A recente aprovação pelo Senado do projeto de lei de dosimetria, que propõe a redução de penas para o ex-presidente Jair Bolsonaro e outros envolvidos na trama golpista de 8 de janeiro de 2023, acendeu um novo capítulo de tensões entre o governo de Luiz Inácio Lula da Silva e o Congresso. A medida, que promete impactar significativamente as condenações, já enfrenta resistência, com o presidente Lula prestes a vetá-la e líderes do Legislativo articulando esforços para tentar derrubar esse veto.
A decisão do governo e as reações no Congresso
A ministra das Relações Institucionais, Gleisi Hoffmann, confirmou que Lula irá vetar integralmente a medida, que já gera repercussões intensas no cenário político. Em resposta, líderes do Congresso, como o senador Randolfe Rodrigues (PT-AP), afirmam que o processo legislativo de derrubada do veto será complexo e pode demorar. “Estão vendendo facilidades a algumas pessoas”, disse Randolfe, referindo-se à ideia de que a dosimetria permitiria uma rápida libertação de réus antes das festividades de fim de ano. “Isso não ocorrerá antes de julho ou agosto do ano que vem,” completou.
Enquanto isso, a oposição se movimenta. Os líderes do PT e do PSB na Câmara dos Deputados, Lindbergh Farias e Pedro Campos, respectivamente, já protocolaram uma ação no Supremo Tribunal Federal (STF) para contestar a medida, acrescentando mais um elemento de incerteza ao cenário político.
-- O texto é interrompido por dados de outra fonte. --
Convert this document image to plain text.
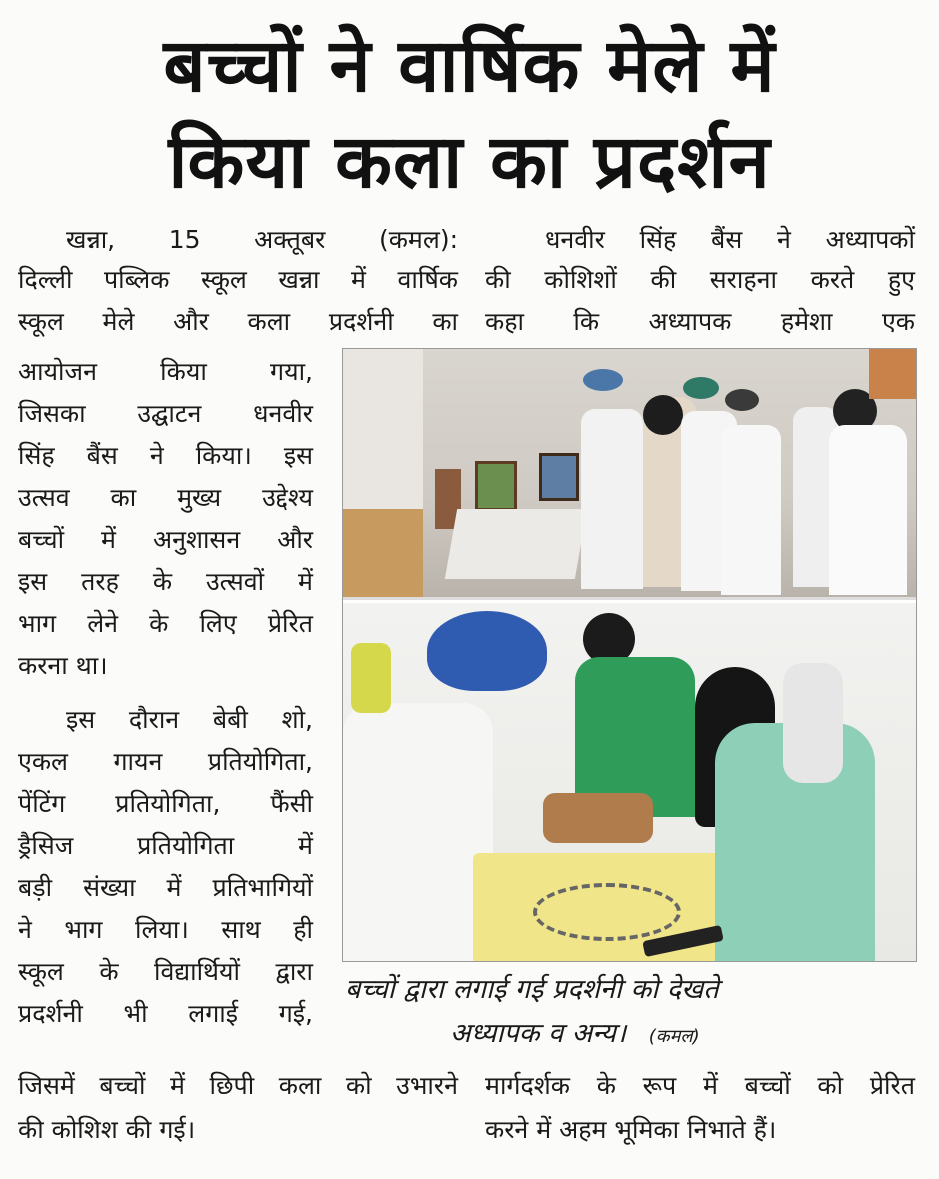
बच्चों ने वार्षिक मेले में
किया कला का प्रदर्शन
खन्ना, 15 अक्तूबर (कमल):
दिल्ली पब्लिक स्कूल खन्ना में वार्षिक
स्कूल मेले और कला प्रदर्शनी का
आयोजन किया गया,
जिसका उद्घाटन धनवीर
सिंह बैंस ने किया। इस
उत्सव का मुख्य उद्देश्य
बच्चों में अनुशासन और
इस तरह के उत्सवों में
भाग लेने के लिए प्रेरित
करना था।
इस दौरान बेबी शो,
एकल गायन प्रतियोगिता,
पेंटिंग प्रतियोगिता, फैंसी
ड्रैसिज प्रतियोगिता में
बड़ी संख्या में प्रतिभागियों
ने भाग लिया। साथ ही
स्कूल के विद्यार्थियों द्वारा
प्रदर्शनी भी लगाई गई,
जिसमें बच्चों में छिपी कला को उभारने
की कोशिश की गई।
धनवीर सिंह बैंस ने अध्यापकों
की कोशिशों की सराहना करते हुए
कहा कि अध्यापक हमेशा एक
मार्गदर्शक के रूप में बच्चों को प्रेरित
करने में अहम भूमिका निभाते हैं।
बच्चों द्वारा लगाई गई प्रदर्शनी को देखते
अध्यापक व अन्य। (कमल)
Um acordo controverso e suas implicações
A aprovação do projeto no plenário do Senado foi impulsionada por um acordo entre os líderes, onde o senador Jaques Wagner (PT-BA) argumentou que a aprovação era inevitável. Em uma jogada estratégica, ele buscou apoio para acelerar outro projeto de lei que eleva impostos sobre apostas e fintechs, o que evidencia um jogo de interesses que pode complicar ainda mais a relação entre os poderes.
A atuação de Wagner gerou críticas, especialmente por parte de Gleisi Hoffmann, que, embora desconfortável com a abordagem, afirmou que ele permanecerá em seu cargo. Essa situação é mais uma demonstração da complexidade que envolve a política brasileira, onde acordos interpessoais frequentemente desafiam as diretrizes partidárias e institucionais.
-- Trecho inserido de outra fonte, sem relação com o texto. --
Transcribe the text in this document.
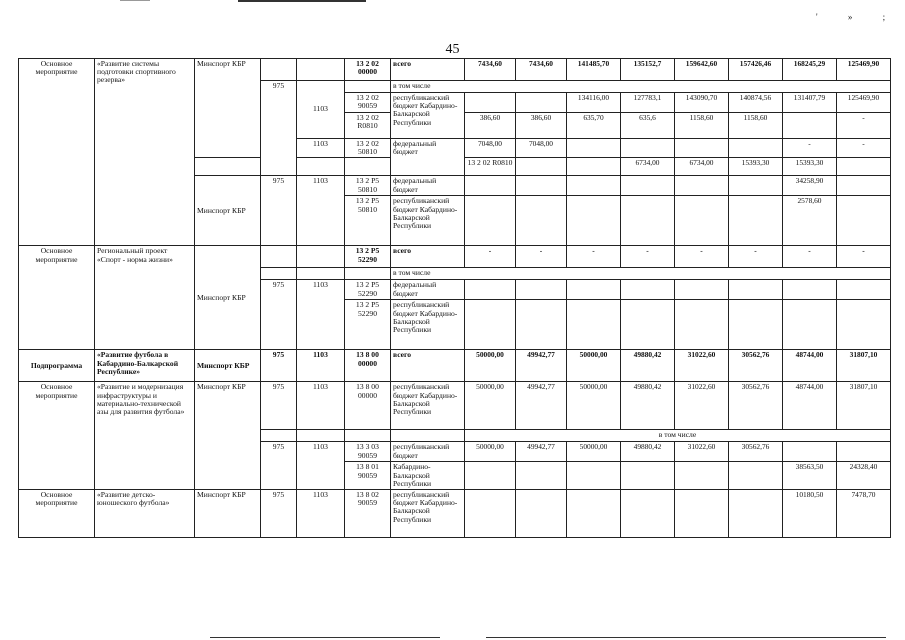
' » ;
45
Основное мероприятие	«Развитие системы подготовки спортивного резерва»	Минспорт КБР			13 2 02 00000	всего	7434,60	7434,60	141485,70	135152,7	159642,60	157426,46	168245,29	125469,90	
			975	1103		в том числе									
					13 2 02 90059	республиканский бюджет Кабардино-Балкарской Республики			134116,00	127783,1	143090,70	140874,56	131407,79	125469,90	
					13 2 02 R0810		386,60	386,60	635,70	635,6	1158,60	1158,60		-	
				1103	13 2 02 50810	федеральный бюджет	7048,00	7048,00					-	-	
							13 2 02 R0810			6734,00	6734,00	15393,30	15393,30		
		Минспорт КБР	975	1103	13 2 P5 50810	федеральный бюджет							34258,90		
					13 2 P5 50810	республиканский бюджет Кабардино-Балкарской Республики							2578,60		
Основное мероприятие	Региональный проект «Спорт - норма жизни»	Минспорт КБР			13 2 P5 52290	всего	-	-	-	-	-	-	-	-	
						в том числе									
			975	1103	13 2 P5 52290	федеральный бюджет									
					13 2 P5 52290	республиканский бюджет Кабардино-Балкарской Республики									
Подпрограмма	«Развитие футбола в Кабардино-Балкарской Республике»	Минспорт КБР	975	1103	13 8 00 00000	всего	50000,00	49942,77	50000,00	49880,42	31022,60	30562,76	48744,00	31807,10	
Основное мероприятие	«Развитие и модернизация инфраструктуры и материально-технической азы для развития футбола»	Минспорт КБР	975	1103	13 8 00 00000	республиканский бюджет Кабардино-Балкарской Республики	50000,00	49942,77	50000,00	49880,42	31022,60	30562,76	48744,00	31807,10	
							в том числе								
			975	1103	13 3 03 90059	республиканский бюджет	50000,00	49942,77	50000,00	49880,42	31022,60	30562,76			
					13 8 01 90059	Кабардино-Балкарской Республики							38563,50	24328,40	
Основное мероприятие	«Развитие детско-юношеского футбола»	Минспорт КБР	975	1103	13 8 02 90059	республиканский бюджет Кабардино-Балкарской Республики							10180,50	7478,70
Consequências diretas para Bolsonaro
Os cálculos sobre a redução das penas são alarmantes. Atualmente, Jair Bolsonaro enfrentaria cerca de 5 anos e 11 meses de prisão em regime fechado. Se a dosimetria for implementada, esse tempo poderia ser reduzido para aproximadamente 3 anos e 3 meses, possibilitando a progressão para um regime mais brando em 2029, conforme as estimativas preliminares. Essa redução significa que, dependendo das decisões judiciais, a prisão efetiva pode ser ainda menor — em torno de 2 anos.
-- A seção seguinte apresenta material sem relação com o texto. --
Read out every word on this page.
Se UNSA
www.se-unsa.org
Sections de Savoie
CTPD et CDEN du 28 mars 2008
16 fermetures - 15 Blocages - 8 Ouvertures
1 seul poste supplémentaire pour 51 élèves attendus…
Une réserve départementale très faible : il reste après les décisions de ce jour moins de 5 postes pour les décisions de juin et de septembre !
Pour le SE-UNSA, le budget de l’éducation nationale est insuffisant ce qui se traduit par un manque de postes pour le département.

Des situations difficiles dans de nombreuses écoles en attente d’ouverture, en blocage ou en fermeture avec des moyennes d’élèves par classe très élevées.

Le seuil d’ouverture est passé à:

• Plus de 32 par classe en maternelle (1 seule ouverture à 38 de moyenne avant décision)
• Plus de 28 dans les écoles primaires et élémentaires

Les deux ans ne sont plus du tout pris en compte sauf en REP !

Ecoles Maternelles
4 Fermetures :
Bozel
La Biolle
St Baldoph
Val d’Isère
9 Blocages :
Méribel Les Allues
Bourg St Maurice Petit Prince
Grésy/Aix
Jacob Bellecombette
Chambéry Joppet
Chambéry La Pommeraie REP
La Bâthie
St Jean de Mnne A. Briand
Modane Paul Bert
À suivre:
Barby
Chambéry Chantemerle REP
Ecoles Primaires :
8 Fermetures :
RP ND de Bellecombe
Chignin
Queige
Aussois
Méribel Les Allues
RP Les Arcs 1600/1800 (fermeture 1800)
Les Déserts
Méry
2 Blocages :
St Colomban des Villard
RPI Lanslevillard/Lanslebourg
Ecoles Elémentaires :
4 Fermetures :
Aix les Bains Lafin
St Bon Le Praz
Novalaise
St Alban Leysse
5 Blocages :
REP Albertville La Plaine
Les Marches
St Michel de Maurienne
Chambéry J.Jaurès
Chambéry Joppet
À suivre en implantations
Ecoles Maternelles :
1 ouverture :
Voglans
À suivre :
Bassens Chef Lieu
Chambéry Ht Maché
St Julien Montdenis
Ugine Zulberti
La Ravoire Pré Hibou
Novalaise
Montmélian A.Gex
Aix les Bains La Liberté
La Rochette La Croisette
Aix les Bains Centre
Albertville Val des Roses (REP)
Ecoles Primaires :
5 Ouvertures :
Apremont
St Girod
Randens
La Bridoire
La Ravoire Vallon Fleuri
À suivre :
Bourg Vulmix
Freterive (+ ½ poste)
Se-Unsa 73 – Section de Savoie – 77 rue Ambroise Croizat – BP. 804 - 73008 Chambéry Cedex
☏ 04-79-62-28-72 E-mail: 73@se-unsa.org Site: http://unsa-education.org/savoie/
A tramitação do projeto começou no início de 2024, impulsionada por iniciativas da oposição que clamavam por uma anistia ampla para os envolvidos nos ataques de 8 de janeiro. Contudo, na medida em que as discussões avançavam no STF sobre a natureza da “trama golpista”, houve uma mudança drástica na proposta original, que incluía até perdão para crimes que não estavam diretamente relacionados aos atos golpistas.
Um futuro incerto
Diante da crescente resistência dentro da estrutura política e do risco evidente de judicialização, o presidente da Câmara, Hugo Motta (Republicanos-PB), transferiu a relatoria ao deputado Paulinho da Força (Solidariedade-SP), que reformulou a proposta, substituindo a ideia da anistia por mudanças técnicas no cálculo das penas. Essa chamada dosimetria penal representa mais uma camada de complexidade ao tema, evidenciando as lutas internas e externas por controle legislativo e justiça.
Os embates entre o governo e o Congresso, somados às articulações judiciais, indicam que a batalha política em torno da dosimetria e das penas de Bolsonaro está apenas começando. Com um cenário onde as decisões podem impactar diretamente o futuro político do Brasil, a sociedade civil deve permanecer atenta e engajada nas discussões sobre justiça e responsabilização dos atos antidemocráticos.